We are indeed talking about a terminal and painful situation here, as is the case with all assisted suicide cases and just because a kid isn’t fully developed and not a major yet with full capacity to act doesn’t mean that minor person is incapable of understanding pain an the need to end it, I often fight with people on this notion that kids have no brains, they may not always be able to distinguish between reality and fiction, but then neither is say people who believe in talking snakes and flying horses… Point is they are still capable of thinking and expressing what they like and don’t like, in this there’s not much difference between a child’s decision to end pain and an adult’s decision to end pain and to grasp the full weight of such a decision.

We’ve had a child in our family dying of a terminal illness.

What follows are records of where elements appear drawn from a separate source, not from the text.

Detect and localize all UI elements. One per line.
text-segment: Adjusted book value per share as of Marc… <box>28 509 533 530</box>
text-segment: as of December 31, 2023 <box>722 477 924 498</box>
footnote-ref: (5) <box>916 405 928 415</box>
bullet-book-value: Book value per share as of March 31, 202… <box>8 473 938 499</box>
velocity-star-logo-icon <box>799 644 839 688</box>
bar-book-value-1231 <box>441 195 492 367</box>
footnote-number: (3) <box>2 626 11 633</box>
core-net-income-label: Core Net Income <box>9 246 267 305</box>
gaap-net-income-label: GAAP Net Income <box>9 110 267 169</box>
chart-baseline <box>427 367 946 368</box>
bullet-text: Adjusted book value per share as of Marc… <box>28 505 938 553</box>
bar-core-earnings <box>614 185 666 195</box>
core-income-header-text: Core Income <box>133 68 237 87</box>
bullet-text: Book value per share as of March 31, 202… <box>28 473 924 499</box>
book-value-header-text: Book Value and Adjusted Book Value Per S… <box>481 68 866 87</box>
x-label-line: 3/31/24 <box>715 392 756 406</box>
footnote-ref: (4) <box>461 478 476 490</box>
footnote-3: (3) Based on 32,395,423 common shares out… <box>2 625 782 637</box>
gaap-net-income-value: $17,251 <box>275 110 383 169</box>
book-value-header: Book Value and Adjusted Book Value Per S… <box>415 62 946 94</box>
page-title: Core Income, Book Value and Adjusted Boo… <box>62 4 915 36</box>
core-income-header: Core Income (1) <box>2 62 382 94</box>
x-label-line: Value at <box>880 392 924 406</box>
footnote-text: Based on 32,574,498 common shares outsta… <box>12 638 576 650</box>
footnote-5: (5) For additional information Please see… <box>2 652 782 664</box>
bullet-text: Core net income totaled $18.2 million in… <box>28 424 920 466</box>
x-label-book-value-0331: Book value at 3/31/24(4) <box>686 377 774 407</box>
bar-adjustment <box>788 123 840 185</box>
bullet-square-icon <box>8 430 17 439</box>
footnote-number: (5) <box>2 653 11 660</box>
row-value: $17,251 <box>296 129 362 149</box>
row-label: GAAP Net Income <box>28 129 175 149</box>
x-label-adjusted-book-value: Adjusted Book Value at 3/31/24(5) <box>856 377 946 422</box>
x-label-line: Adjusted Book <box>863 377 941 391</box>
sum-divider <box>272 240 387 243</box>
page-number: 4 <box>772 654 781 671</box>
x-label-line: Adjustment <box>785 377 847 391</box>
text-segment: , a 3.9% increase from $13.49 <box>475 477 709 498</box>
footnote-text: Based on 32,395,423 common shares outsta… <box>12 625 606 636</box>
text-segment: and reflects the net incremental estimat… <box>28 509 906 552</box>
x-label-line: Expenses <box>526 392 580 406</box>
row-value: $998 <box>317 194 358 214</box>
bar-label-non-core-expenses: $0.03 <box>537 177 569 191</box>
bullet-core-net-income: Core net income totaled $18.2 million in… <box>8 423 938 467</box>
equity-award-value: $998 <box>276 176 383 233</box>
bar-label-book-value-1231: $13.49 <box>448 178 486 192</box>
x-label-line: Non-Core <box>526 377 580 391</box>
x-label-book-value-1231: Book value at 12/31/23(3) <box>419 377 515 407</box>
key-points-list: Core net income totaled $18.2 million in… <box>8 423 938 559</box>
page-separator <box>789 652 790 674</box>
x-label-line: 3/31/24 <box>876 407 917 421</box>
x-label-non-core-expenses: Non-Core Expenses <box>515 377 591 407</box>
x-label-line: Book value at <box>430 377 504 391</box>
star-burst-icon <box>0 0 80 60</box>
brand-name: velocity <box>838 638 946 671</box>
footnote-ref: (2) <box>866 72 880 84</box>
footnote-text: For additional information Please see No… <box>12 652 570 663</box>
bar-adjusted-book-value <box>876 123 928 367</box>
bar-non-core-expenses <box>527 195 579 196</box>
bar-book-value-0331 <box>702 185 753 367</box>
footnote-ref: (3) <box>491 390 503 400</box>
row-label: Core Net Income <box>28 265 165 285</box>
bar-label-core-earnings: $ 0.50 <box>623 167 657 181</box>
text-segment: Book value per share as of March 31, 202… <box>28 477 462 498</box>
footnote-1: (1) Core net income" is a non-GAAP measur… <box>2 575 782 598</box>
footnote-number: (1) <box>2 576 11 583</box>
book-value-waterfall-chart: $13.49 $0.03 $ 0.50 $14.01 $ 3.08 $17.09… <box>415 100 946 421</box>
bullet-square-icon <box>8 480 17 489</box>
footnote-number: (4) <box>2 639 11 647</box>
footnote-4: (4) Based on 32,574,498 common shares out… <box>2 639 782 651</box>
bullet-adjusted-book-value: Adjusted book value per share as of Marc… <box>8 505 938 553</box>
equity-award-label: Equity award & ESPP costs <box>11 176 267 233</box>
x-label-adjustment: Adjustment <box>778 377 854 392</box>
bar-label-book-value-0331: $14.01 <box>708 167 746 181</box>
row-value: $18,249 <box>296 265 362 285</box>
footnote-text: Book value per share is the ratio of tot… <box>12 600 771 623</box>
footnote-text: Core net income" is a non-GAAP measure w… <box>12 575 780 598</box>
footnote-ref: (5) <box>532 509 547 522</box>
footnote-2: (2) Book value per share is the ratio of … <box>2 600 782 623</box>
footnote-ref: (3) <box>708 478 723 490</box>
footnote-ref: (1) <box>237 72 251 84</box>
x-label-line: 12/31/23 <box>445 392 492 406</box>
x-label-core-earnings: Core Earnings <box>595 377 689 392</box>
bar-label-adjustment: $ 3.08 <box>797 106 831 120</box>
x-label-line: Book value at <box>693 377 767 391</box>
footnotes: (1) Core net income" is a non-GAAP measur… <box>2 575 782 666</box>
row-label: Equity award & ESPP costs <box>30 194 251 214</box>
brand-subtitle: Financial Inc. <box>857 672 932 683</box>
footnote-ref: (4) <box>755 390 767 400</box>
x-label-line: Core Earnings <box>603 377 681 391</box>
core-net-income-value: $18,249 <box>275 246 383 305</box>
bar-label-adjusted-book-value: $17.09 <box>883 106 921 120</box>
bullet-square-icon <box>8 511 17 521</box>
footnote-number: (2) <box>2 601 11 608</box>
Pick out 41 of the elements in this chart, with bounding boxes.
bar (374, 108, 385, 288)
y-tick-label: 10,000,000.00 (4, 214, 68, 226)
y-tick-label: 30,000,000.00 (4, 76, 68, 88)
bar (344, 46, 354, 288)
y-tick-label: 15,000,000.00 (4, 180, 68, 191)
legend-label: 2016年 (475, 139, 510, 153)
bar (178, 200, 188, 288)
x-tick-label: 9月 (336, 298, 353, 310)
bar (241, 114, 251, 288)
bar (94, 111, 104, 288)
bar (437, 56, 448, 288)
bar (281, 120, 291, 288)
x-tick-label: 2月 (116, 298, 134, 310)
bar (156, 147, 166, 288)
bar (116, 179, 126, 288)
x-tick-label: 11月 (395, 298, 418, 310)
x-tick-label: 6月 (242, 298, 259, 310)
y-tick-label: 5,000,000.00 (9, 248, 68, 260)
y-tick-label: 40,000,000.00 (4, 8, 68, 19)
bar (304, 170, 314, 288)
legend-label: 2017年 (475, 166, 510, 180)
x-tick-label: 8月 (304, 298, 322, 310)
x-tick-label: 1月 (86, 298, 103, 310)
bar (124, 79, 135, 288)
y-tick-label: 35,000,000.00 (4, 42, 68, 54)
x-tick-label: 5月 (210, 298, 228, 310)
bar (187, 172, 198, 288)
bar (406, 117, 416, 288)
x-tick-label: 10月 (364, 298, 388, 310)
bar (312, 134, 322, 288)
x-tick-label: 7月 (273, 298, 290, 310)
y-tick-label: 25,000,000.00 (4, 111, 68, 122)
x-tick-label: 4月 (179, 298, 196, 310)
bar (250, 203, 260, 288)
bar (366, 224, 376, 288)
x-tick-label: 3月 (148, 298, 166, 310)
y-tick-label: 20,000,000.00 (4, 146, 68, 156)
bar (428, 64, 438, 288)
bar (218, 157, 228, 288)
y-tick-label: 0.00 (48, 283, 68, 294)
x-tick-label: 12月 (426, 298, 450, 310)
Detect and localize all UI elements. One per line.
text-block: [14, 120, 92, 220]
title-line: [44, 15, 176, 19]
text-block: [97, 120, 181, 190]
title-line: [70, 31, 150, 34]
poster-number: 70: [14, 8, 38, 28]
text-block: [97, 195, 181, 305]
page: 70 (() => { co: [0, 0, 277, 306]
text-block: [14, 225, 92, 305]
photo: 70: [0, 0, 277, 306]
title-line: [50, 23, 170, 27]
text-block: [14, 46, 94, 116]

And in now way where they even able to understand what was happening
nor could they express such a desire.

If you do not express before hand anything happens that you do not wish for life support to continue,
no body can turn off the life support because it becomes murder. Barring maybe an older teenager I don’t
think a child can make such a choice reasonable, so I fail to see how anybody could make it for them, even a parent
because it would still end up a murder. It sucks but that is the way it is.